Alumni Spotlights

Larry Sundram, ’68: Helping Where He Can

November 28, 2017 by Lisa McMahon, MA'09

Larry and Linda Sundram administer the polio vaccine to a Pakistani child.

Larry and Linda Sundram administer the polio vaccine to a Pakistani child.

Growing up in India in a home with a dirt floor, Larry Sundram, ’68, never imagined he’d live the life he has in America, or achieve the professional success he did in the insurance business over the course of 35 years. But he did, and in gratitude, he has spent his retirement years giving others an opportunity to live lives they might otherwise never have been able to.

Larry, the eldest of six children born to Joseph and Husnara Sundram, came with his family to America in 1966, when he was 20 years old. His father took a position as a professor at Niagara University, enabling his children to attend the university tuition-free.

“We were strangers to America,” Larry says. “We were poorly dressed and spoke with an accent, but the students and faculty were so welcoming.”

After earning his bachelor’s degree, which he did in two and a half years, Larry enlisted in the Marine Corps. “I just felt it was my duty to serve,” he explains. “I chose the Marine Corps because I was intrigued by their bravado.”

This sense of obligation led, indirectly, to the first step on his career path: an entry-level job with the Traveler’s Insurance Company in New York City.

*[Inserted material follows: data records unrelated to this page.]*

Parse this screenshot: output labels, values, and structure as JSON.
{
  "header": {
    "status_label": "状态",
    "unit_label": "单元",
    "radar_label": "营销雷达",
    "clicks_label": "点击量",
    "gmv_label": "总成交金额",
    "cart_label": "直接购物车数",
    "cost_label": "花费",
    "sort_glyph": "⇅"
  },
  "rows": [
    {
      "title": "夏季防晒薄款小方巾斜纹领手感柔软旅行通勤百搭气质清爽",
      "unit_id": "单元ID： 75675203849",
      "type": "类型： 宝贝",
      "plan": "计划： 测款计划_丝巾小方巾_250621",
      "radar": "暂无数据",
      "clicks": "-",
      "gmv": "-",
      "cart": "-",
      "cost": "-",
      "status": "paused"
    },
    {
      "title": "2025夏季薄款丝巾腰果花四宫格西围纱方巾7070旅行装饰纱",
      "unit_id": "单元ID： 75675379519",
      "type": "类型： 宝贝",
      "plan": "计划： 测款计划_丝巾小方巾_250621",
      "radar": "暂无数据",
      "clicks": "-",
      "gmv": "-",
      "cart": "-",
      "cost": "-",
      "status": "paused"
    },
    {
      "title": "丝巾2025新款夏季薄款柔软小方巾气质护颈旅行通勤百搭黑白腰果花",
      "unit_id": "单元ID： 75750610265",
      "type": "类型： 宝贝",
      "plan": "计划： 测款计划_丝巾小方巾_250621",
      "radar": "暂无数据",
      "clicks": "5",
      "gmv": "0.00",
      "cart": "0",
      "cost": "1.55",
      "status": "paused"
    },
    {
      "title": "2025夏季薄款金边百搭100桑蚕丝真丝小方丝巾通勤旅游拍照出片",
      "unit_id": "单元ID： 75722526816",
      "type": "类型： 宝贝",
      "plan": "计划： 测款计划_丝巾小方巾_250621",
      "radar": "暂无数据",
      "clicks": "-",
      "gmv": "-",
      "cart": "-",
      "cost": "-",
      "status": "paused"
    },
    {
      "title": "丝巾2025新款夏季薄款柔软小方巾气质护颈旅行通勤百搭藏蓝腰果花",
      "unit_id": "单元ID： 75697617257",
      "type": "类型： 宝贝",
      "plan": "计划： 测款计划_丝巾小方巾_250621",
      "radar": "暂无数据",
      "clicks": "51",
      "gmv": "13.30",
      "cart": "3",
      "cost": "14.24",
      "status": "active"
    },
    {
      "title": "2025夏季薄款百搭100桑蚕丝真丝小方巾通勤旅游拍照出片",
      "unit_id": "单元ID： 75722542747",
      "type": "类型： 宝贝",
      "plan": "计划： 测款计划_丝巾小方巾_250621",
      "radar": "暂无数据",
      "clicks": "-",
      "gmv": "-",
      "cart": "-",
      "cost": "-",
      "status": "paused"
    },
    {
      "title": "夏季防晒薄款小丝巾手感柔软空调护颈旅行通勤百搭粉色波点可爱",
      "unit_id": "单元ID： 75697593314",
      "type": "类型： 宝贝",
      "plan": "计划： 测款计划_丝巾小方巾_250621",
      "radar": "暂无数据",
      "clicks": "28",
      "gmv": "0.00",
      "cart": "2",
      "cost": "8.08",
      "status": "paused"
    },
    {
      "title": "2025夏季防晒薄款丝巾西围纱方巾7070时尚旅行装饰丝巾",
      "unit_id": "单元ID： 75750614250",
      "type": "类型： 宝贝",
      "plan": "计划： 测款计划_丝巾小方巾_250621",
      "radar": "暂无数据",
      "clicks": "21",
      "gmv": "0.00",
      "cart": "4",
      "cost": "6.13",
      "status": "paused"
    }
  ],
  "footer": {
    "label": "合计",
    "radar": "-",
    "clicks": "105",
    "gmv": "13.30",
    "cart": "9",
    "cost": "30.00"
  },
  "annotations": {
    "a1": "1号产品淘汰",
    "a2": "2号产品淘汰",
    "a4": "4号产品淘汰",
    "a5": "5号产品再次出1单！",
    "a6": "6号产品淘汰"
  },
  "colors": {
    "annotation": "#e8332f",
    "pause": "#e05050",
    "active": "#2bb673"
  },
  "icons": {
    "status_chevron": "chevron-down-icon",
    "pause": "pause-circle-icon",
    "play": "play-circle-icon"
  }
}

“There were two things that intrigued the recruiters,” he says. “One was that I had gone to a (highly regarded) Catholic school, and the second thing was that I enlisted in the Marine Corps at a time when most young people were protesting in the streets against the Vietnam War. That’s why both Niagara and the Marine Corps are near and dear to me.”

Larry worked at Traveler’s for 20 years, where his career progressed steadily and he ultimately held the position of vice president of the business diversification group, one of the youngest vice presidents at that time. A high-level position with the Prudential Insurance Group of America, and as president of The Prudential Property & Casualty Company and Reliance Direct Auto Insurance followed, until his retirement in 2000.

Larry and his wife, Linda, who had also been employed in the insurance industry, moved out West at that time to start a new chapter in their lives; this time, focusing on ways to give back for the prosperous lives they enjoyed.

Their initial work was with at-risk high school students, encouraging them to continue their education and helping them to set goals. He then became involved with Rotary International, focusing on sustainable projects around literacy, water, sanitation, health, child immunization, micro-lending for women, and nutrition in countries including Mexico, Ecuador, India, and Pakistan.

In Ecuador, for example, he helped introduce a “mechanical cow,” a pressure cooker that produced milk from soybeans. The milk was distributed to children each day, giving them 100 percent of their daily protein requirement, and the leftover mash was used by their mothers to make bread that they sold to purchase more soybeans.

In India, Larry and Linda supported micro-lending to help women translate their skills into viable businesses--from making crocheted household and holiday items to selling coffee from carts attached to bikes. Larry notes that this radically changed the way these women were viewed by their families and earned them respect as contributing members of their society.

Because they believe that the key to prosperity in poor countries is female education, the couple also has funded multiple projects for clean water and sanitation in girls’ schools. One such project involved the installation of vending machines and electronic incinerators for menstrual napkins. This helped to ensure sanitary disposal while reducing environmental waste and potential embarrassment that might lead girls at the onset of puberty to drop out of school, Larry says.

The couple has also assisted in bring the polio vaccine to Afghanistan and Pakistan, where transmission of the disease is still ongoing.

Giving children a chance at a better life is the crux of this volunteer work, Larry explains.

“If you start off behind the eight ball, it’s very hard to get even again,” he says. “So that’s kind of where we are--if kids are dropping out of school, seeing if there is something we can do, making sure they’re not injured or sick at the start of life, all those kinds of efforts.”

Larry and his wife also assist military families. They have established college scholarships and developed a program to provide free furniture and housewares to families living at the Marine Corps base at Camp Pendleton.

“We accept donations from wealthy families who are downsizing or who have passed away,” he explains. “We get their ‘worldly goods,’ which are usually terrific--couches, beds, washers, dryers, clothes, linens, kitchenware--and we give them free every week to almost 400 families.”

Motivating all his volunteer efforts is Larry’s enormous gratitude for the strong foundation he received at Niagara and in the Marine Corps, and for the opportunities he was given in America.

“I am a very different person today as a result of those strong foundations,” he says. “To see where I live now, it’s nothing I could have imagined. How do you rationalize that? For me, I want to leave the world a slightly better place than I found it. You can’t help everybody, but I help where I can. In many ways, this is the essence of the Vincentians.”